10.2 Contribution of linguistics: applications and implications

  In the previous section it has been postulated that linguistics is relevant to language teaching. Before discussing specifically how it is relevant to the levels of preparation and operation, we need to understand the precise nature of this ‘relevance’. Applied linguists have pondered the relation between linguistics and language teaching and agreed that linguistics contributes to language teaching. The contribution is seen as two fold: applications and implications.

  The contribution in terms of application is easier to understand. The products of linguistic descriptions provide the input to syllabus design and material construction. It is hard to imagine that languages can ever be taught and learned as a component of education without reference to the outcome of linguistic descriptions. The metalanguage, created by linguists in their analysis of the sound system, the lexicogrammar and the meaning of a language, makes it possible to talk about what to teach in teaching languages. Pedagogic grammars and dictionaries are used by teachers and students as reference books. Indeed, it is hardly possible to define content of teaching without linguistic descriptions.
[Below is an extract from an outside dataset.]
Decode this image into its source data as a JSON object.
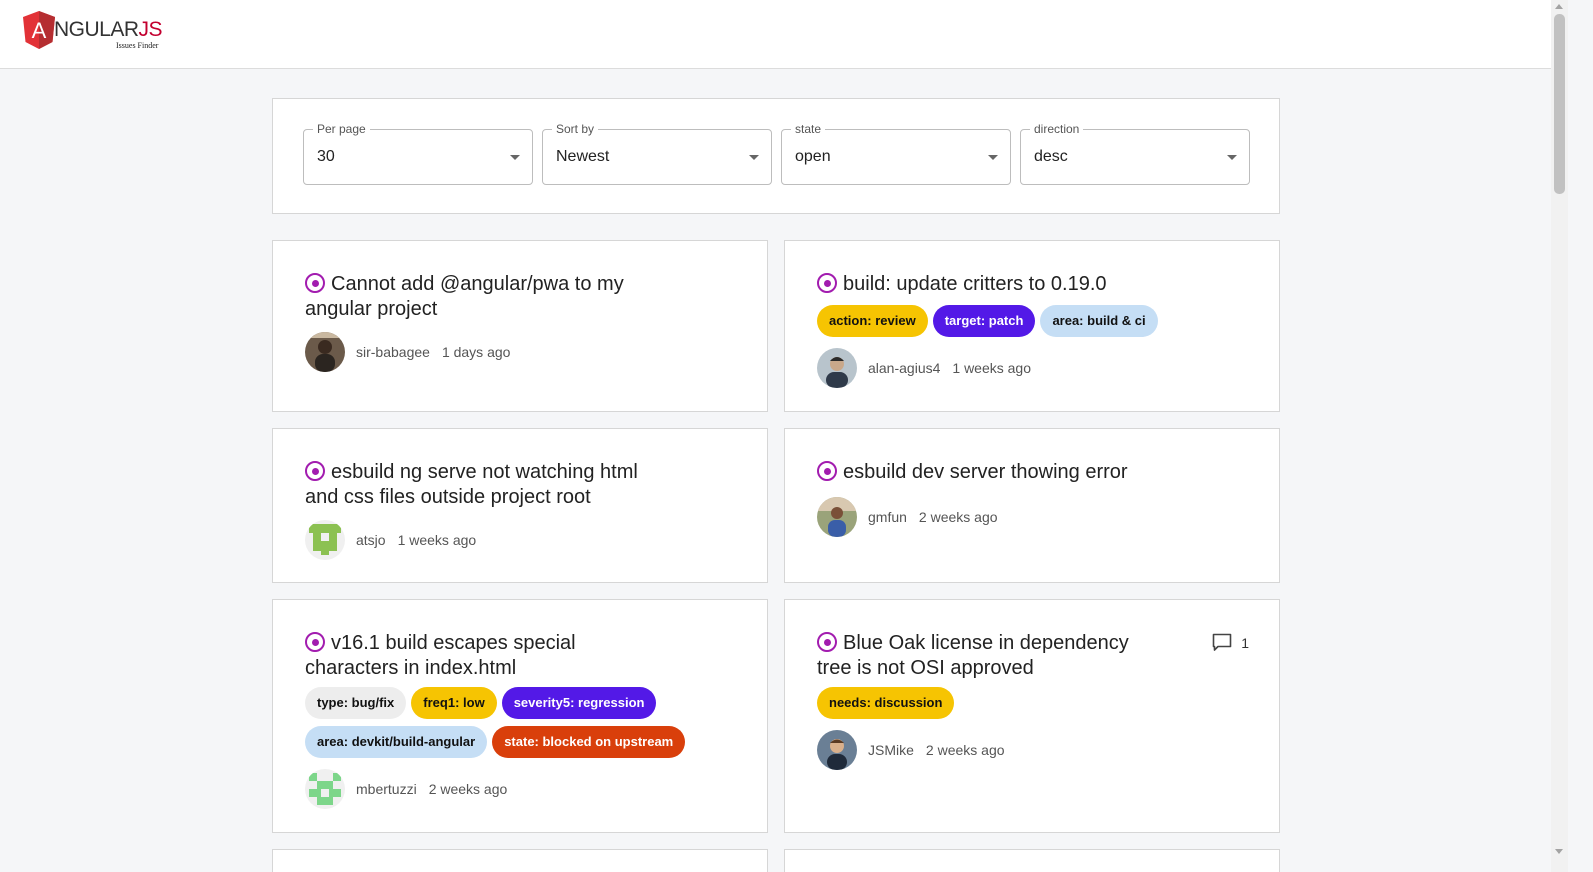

  Implications are less obvious but not less important. The insights gained by linguists into the nature of language and language learning may enlighten language teaching professionals in thinking about what to teach and how to teach. As mentioned earlier, language teaching decisions have to be made at several levels --- designing the content, determining the approach, selecting techniques and procedures, and assessing the effectiveness of teaching and learning. At the preparatory level the decisions are made by specialists. To make wise decisions, they need to draw information from relevant disciplines. They need to evaluate linguistic theories and see what implications a certain theory has for language teaching. At the operation level, language teachers are faced with an abundance of variables. Their understanding of the nature of language and the process of language learning influences their thinking about what to teach and how to teach. Whether one is aware of it or not, a view of language and language learning underlies one's decisions about teaching. The point was clearly made by the late renowned applied linguist, S. Pit Corder, “If we teach language, the way we approach our task will be influenced, or even determined, by what we believe language to be, by the particular informal theory or theories we have about it which seem to be relevant to the particular problem we are faced with” (Corder 1973: 19). In the following sections we will discuss how linguistic theories influence the practice of language teaching.